- Born: 12 September 1937 Geneva, Switzerland
- Citizenship: United Kingdom Switzerland Portugal
- Education: Institut Le Rosey
- Alma mater: Harvard University
- Occupations: Philanthropist; Businessman; Socialite;
- Parents: Prince Aly Khan (father); Joan Yarde-Buller (mother);
- Relatives: Aga Khan IV (brother)
- Family: Fatimid Dynasty

Chairman of the Aga Khan Museum
- Incumbent
- Assumed office 2006

= Amyn Aga Khan =

Philanthropist and brother of Aga Khan IV

Prince Amyn Muhammad Aga Khan (امین محمد آغا خان; born 12 September 1937) is philanthropist, socialite and art patron. He is the son of Prince Aly Khan and Joan Yarde-Buller and the younger brother of Karim al-Husseini, Aga Khan IV.

==Early life and education==
Amyn was born on 12 September 1937 in Geneva. Like his elder brother, he attended the Institut Le Rosey and Harvard College. He graduated from Harvard in 1960 with an A.B. magna cum laude in literature and economics. Amyn further pursued graduate studies in comparative literature at Harvard, receiving an A.M. in comparative literature in 1963 whilst also studying at the New England Conservatory. During his studies, he was additionally engaged as a graduate instructor in French.

==Professional activities==
After completing his graduate studies, he worked at the United Nations Secretariat for the Department of Economic and Social Affairs from 1964 until 1968, after which time he took on leadership roles in a variety of Ismaili institutions. On 7 December 1974, he was invested as Chief Scout of the Ismaili Scouts Association in a ceremony in Karachi. As of 2006, he is chairman of the executive committee of the Aga Khan Fund for Economic Development (AKFED) and of Tourism Promotion Services, parent company of the Serena Hotels chain and chairman of the Board of the Directors of the Aga Khan Museum.

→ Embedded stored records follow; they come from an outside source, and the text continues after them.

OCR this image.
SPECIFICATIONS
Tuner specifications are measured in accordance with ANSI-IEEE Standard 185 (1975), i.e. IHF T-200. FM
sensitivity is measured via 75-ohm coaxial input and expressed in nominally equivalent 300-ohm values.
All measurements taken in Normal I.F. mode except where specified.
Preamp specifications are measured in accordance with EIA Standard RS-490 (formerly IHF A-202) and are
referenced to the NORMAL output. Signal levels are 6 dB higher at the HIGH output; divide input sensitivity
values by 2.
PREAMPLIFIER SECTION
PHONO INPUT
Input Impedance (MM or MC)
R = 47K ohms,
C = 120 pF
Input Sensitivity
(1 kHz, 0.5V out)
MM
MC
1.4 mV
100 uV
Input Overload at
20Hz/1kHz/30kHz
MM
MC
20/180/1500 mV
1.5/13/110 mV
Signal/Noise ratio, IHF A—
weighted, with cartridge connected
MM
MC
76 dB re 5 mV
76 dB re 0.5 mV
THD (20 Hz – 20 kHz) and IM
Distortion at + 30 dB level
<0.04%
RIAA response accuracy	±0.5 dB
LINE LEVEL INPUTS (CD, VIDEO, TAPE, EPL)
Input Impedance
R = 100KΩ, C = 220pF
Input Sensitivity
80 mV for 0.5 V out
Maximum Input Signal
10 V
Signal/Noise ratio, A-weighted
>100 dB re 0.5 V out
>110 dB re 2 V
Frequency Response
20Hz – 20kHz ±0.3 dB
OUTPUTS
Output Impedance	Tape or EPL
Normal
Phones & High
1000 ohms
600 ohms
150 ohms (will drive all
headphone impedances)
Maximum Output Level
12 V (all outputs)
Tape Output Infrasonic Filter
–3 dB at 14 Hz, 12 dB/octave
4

In December 2015, he was accredited as the personal representative of the Aga Khan to Bangladesh. He has variously been a member of the Acquisitions Committee of the Louvre Museum, Chairman of the Friends of the Domaine de Chantilly, a trustee of the World Monuments Fund, and a director of the Silk Road Project. Despite his public engagements, he remains a private figure.

== Awards ==
Amyn Aga Khan received the Medal of Honour of Porto City in a ceremony that took place on 9 July 2019. Amyn Aga Khan was awarded the city's Medal of Honour by the Mayor of the Porto Municipality, Rui Moreira, who presided over a ceremony at the Casa do Roseiral, in the Gardens of the Palacio de Cristal. The medal was presented in honour of "a great patron of the arts."

==Honours==

- France: Officier de la Légion d'honneur in 2025.